Nella stessa cronaca è stata adottata anche una strategia esplicativa, nella quale si aggiunge qualcosa per chiarire un significato altrimenti non chiaro per un lettore che non conosce il Cile in modo approfondito. Si tratta dell’indirizzo della residenza del presidente Allende, in calle Tomás Moro: in una sorta di metonimia, il personaggio si riferisce alla casa del presidente bombardata soltanto attraverso il nome della strada, Tomás Moro, appunto. Ho scelto di aggiungere “La casa di Allende” cercando di eliminare i dubbi del lettore lasciando comunque intatta la scorrevolezza del testo:

Ta: Mi ricordo proprio bene perché Felipe Ignacio era piccolo, e si nascose dietro la governante quando bombardarono Tomás Moro8. Non ti dico!

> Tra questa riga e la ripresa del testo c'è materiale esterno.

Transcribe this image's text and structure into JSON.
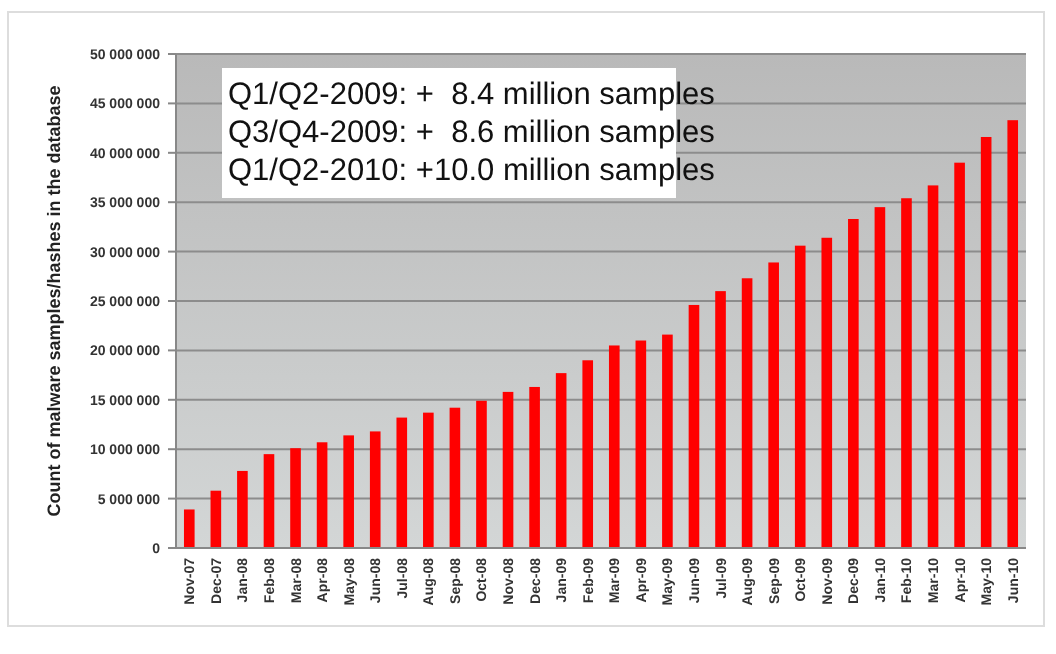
{
  "chart_data": {
    "type": "bar",
    "ylabel": "Count of malware samples/hashes in the database",
    "categories": [
      "Nov-07",
      "Dec-07",
      "Jan-08",
      "Feb-08",
      "Mar-08",
      "Apr-08",
      "May-08",
      "Jun-08",
      "Jul-08",
      "Aug-08",
      "Sep-08",
      "Oct-08",
      "Nov-08",
      "Dec-08",
      "Jan-09",
      "Feb-09",
      "Mar-09",
      "Apr-09",
      "May-09",
      "Jun-09",
      "Jul-09",
      "Aug-09",
      "Sep-09",
      "Oct-09",
      "Nov-09",
      "Dec-09",
      "Jan-10",
      "Feb-10",
      "Mar-10",
      "Apr-10",
      "May-10",
      "Jun-10"
    ],
    "values": [
      3900000,
      5800000,
      7800000,
      9500000,
      10100000,
      10700000,
      11400000,
      11800000,
      13200000,
      13700000,
      14200000,
      14900000,
      15800000,
      16300000,
      17700000,
      19000000,
      20500000,
      21000000,
      21600000,
      24600000,
      26000000,
      27300000,
      28900000,
      30600000,
      31400000,
      33300000,
      34500000,
      35400000,
      36700000,
      39000000,
      41600000,
      43300000
    ],
    "color": "#ff0000",
    "ylim": [
      0,
      50000000
    ],
    "yticks": [
      {
        "value": 0,
        "label": "0"
      },
      {
        "value": 5000000,
        "label": "5 000 000"
      },
      {
        "value": 10000000,
        "label": "10 000 000"
      },
      {
        "value": 15000000,
        "label": "15 000 000"
      },
      {
        "value": 20000000,
        "label": "20 000 000"
      },
      {
        "value": 25000000,
        "label": "25 000 000"
      },
      {
        "value": 30000000,
        "label": "30 000 000"
      },
      {
        "value": 35000000,
        "label": "35 000 000"
      },
      {
        "value": 40000000,
        "label": "40 000 000"
      },
      {
        "value": 45000000,
        "label": "45 000 000"
      },
      {
        "value": 50000000,
        "label": "50 000 000"
      }
    ],
    "grid": "y",
    "annotations": [
      "Q1/Q2-2009: +  8.4 million samples",
      "Q3/Q4-2009: +  8.6 million samples",
      "Q1/Q2-2010: +10.0 million samples"
    ]
  }
}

8 La Casa presidenziale Tomás Moro fu la residenza ufficiale di Allende durante la sua presidenza.

Te: Mi ricordo proprio bene perché Felipe Ignacio era piccolo, e si nascose dietro la governante quando bombardarono la casa di Allende a Tomás Moro. Non ti dico!

Concludiamo per il momento il confronto tra Ta e Te, proposto come semplice riflessione su come e quanto uno stesso testo possa cambiare in base alle scelte strategiche fatte dal traduttore, a seconda degli elementi del testo che si vogliono privilegiare e a seconda del lettore a cui ci si vuole rivolgere. Passiamo adesso ad approfondire la prima fra le tre questioni che è necessario considerare nell’analisi della traduzione di De perlas y cicatrices, la questione culturale, dove più avanti avremo ancora modo di vedere qualche esempio di confronto fra Ta e Te.